Sue is an adapter. I don’t mean the type you plug into a socket or electrical dodad, but someone who has incredible resiliency. She’s like Jodie Foster’s character Nell, when she says it’s like being “A tay in the wind.” Sue bends, she sways, she swirls, and she ducks as adversity throws crap her way. This sounds so flowery and easy I know,  but trust me it hasn’t been. I ignore here in this post, the frustration, rage, anger and depression that is at the forefront of every huge shift in our lives. It is not easy, but I admire the hoops she jumps through and the places she is willing to go, anything, just to not give up. She has been my pillar of strength and an example of the courage of the soul. She has made me a better person for being in her presence.

Now blind, Sue never dreamed of giving up photography. In fact, quite the opposite. She wanted to become a really good blind photographer. Duh? She researched tools and adaptive devices that would help. But something was slowly happening with her friends. The invites on group outings were slowing down. They seemed reluctant to take her out. I heard accidentally, of photo shoots where Sue had not been invited. Truth was, most of her friends were scared she would get hurt, fall down, lost, or worse while out with them. They didn’t know how to help her navigate the world blind so they just stopped.

Now for circumstances outside this post but for a future blog I’m sure, I had given up my  Stellar Runners.

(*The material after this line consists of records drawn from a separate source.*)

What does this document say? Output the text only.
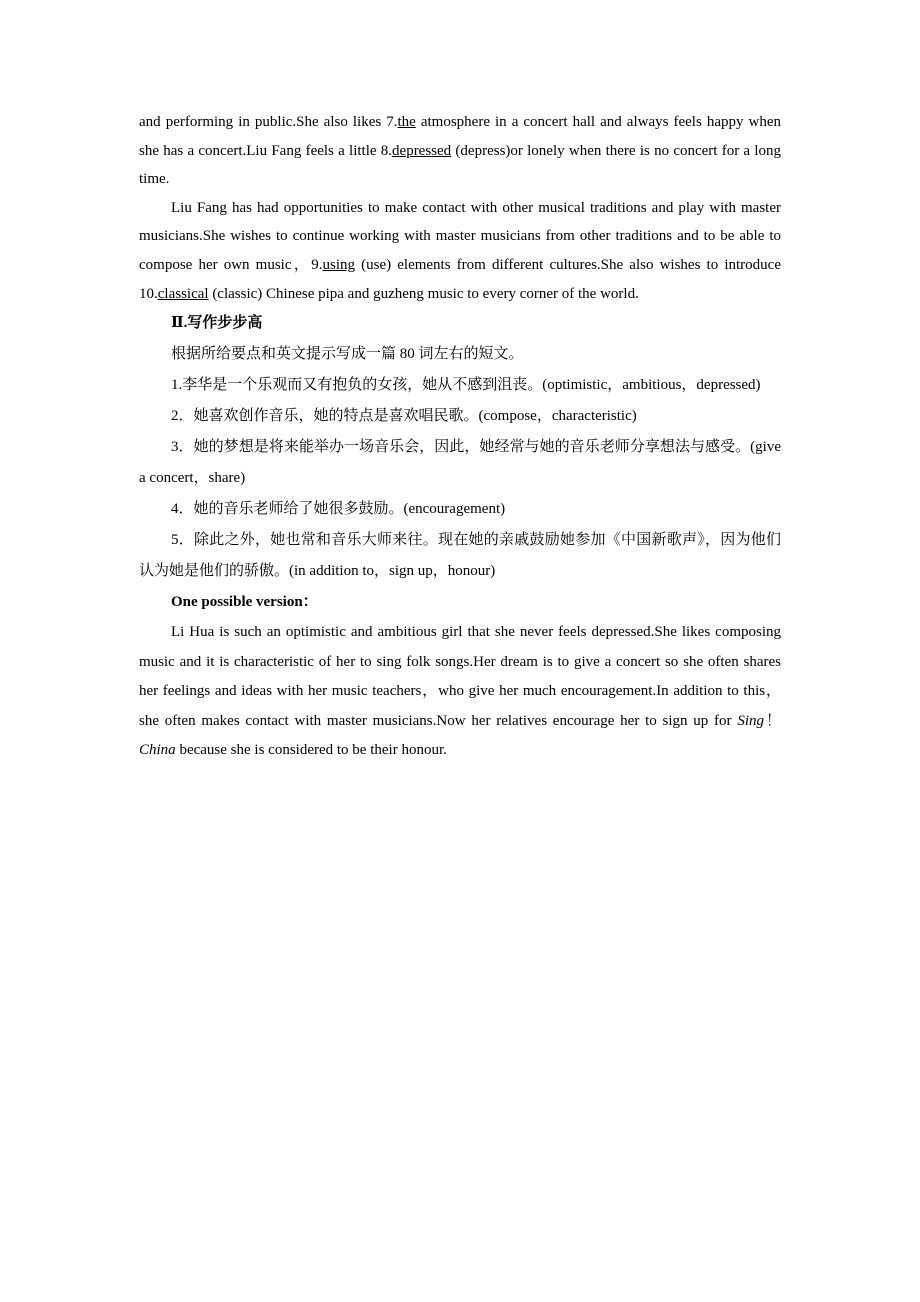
and performing in public.She also likes 7.the atmosphere in a concert hall and always feels happy when she has a concert.Liu Fang feels a little 8.depressed (depress)or lonely when there is no concert for a long time.

Liu Fang has had opportunities to make contact with other musical traditions and play with master musicians.She wishes to continue working with master musicians from other traditions and to be able to compose her own music，9.using (use) elements from different cultures.She also wishes to introduce 10.classical (classic) Chinese pipa and guzheng music to every corner of the world.

Ⅱ.写作步步高

根据所给要点和英文提示写成一篇 80 词左右的短文。

1.李华是一个乐观而又有抱负的女孩，她从不感到沮丧。(optimistic，ambitious，depressed)

2．她喜欢创作音乐，她的特点是喜欢唱民歌。(compose，characteristic)

3．她的梦想是将来能举办一场音乐会，因此，她经常与她的音乐老师分享想法与感受。(give a concert，share)

4．她的音乐老师给了她很多鼓励。(encouragement)

5．除此之外，她也常和音乐大师来往。现在她的亲戚鼓励她参加《中国新歌声》，因为他们认为她是他们的骄傲。(in addition to，sign up，honour)

One possible version：

Li Hua is such an optimistic and ambitious girl that she never feels depressed.She likes composing music and it is characteristic of her to sing folk songs.Her dream is to give a concert so she often shares her feelings and ideas with her music teachers，who give her much encouragement.In addition to this，she often makes contact with master musicians.Now her relatives encourage her to sign up for Sing！China because she is considered to be their honour.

I was slowly recognizing that Sue was becoming increasingly ostracised and alienated. I knew the truth. If I was to keep her involved in the photography thing, I would need to join the club with her. That would mean participating in a pastime that up-until-now I had found about as exciting as watching paint dry.

So Sue offered to buy me a camera. In another post I will go over that process and how I landed with my Nikon D7200 which, I absolutely adore. Plus I’ll cover all the lenses I acquired, the few dozen Udemy courses that taught me all I know, and all the post-processing programs I bought. Then there’s also the off-camera flashes, studio equipment, along with more bags and gear and stuff. You know what I mean!

That was June 2015, the beginning of the summer. I turned off the television and threw myself into this hobby. I haven’t turned the television on yet. The photography opened a world within myself that I did not know existed. I thought creativity was a gene, something you were either born with, or you just didn’t have it.  I’ve learned that’s not true. I can learn how to become more creative, to see and look at things differently. I already see the changes in my photos and in my life. There are things I now see that I never did before. David DuChemin says in his video series,  The Created Image, “In order to take more interesting photos, we have to become more interesting persons.”

I am just at the start of my journey and the path ahead I can just make out, although it is blurry. I am spending each day becoming a more interesting person. Try it with me. Your photography and your life, will only be enriched.